In this brilliant and paradigm-shifting book, legal scholar Melissa B. Jacoby shows how bankruptcy has also become an escape hatch for powerful individuals, corporations, and governments, contributing in unseen and poorly understood ways to race, gender, and class inequality in America. When cities go bankrupt, for example, police unions enjoy added leverage while police brutality victims are denied a seat at the negotiating table; the system is more forgiving of civil rights abuses than of the parking tickets disproportionately distributed in African American neighborhoods. Across a broad range of crucial issues, Unjust Debts reveals the hidden mechanisms by which bankruptcy impacts everything from sexual harassment to health care, police violence to employment discrimination, and the opioid crisis to gun violence.

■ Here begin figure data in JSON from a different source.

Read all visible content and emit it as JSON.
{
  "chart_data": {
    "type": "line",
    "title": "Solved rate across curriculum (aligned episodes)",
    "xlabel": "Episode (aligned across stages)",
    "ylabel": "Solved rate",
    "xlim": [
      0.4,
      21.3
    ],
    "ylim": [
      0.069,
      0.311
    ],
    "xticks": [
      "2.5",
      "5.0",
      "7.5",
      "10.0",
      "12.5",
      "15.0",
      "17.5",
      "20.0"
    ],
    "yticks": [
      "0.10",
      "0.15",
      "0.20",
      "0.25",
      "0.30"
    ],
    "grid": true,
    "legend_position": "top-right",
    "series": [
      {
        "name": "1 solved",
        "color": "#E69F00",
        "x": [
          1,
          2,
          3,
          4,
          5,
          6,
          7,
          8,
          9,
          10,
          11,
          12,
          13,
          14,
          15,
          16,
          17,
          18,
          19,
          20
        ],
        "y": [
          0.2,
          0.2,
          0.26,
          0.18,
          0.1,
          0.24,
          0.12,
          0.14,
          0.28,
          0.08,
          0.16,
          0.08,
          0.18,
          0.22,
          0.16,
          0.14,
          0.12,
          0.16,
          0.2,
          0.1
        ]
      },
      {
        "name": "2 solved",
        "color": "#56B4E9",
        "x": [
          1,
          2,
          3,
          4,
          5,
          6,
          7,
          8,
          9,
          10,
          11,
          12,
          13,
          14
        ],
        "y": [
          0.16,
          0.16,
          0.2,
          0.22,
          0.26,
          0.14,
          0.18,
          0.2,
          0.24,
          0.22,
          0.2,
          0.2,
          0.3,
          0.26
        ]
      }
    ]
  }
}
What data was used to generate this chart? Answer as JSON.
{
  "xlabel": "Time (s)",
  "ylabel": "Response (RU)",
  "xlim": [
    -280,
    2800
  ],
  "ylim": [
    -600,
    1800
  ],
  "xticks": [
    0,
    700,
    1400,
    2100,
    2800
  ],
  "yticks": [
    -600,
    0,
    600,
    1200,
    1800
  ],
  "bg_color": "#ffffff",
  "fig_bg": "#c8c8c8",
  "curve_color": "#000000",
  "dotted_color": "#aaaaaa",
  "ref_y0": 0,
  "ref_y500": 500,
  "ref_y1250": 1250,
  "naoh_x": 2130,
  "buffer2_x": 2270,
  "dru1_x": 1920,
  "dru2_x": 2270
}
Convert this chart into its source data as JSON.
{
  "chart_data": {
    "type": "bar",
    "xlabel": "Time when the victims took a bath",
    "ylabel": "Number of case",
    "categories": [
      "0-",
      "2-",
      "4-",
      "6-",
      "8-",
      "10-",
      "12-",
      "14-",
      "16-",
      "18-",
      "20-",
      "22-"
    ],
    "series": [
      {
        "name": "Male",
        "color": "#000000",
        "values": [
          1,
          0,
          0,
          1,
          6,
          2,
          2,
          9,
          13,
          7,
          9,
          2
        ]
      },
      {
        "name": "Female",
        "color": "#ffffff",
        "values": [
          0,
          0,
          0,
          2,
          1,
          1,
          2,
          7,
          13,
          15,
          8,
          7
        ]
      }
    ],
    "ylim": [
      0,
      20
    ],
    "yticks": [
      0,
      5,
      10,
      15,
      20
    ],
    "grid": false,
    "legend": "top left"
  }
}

In the tradition of Matthew Desmond’s groundbreaking Evicted, Unjust Debts is a riveting and original work of accessible scholarship with huge implications for ordinary people and will set the terms of debate for this vital subject.
Melissa B. Jacoby is the Graham Kenan Professor of Law at the University of North Carolina at Chapel Hill. A frequent commentator on bankruptcy and debt in national media outlets, she has published over fifty articles, book chapters, and op-eds. She lives in Chapel Hill, North Carolina, and Brooklyn, New York. Unjust Debts: How Our Bankruptcy System Makes America More Unequal (The New Press) is her first book. Find her at mbjacoby.org.
Gene R. Nichol is a law professor, commentator, and author of Indecent Assembly: The North Carolina Legislature’s Blueprint for the War on Democracy and Equality (Blair) and The Faces of Poverty in North Carolina: Stories from Our Invisible Citizens. He was director of the UNC Poverty Center until it was closed by the UNC Board of Governors for publishing articles critical of the then governor and General Assembly. Since 2015, his research has been supported by the North Carolina Poverty Research Fund.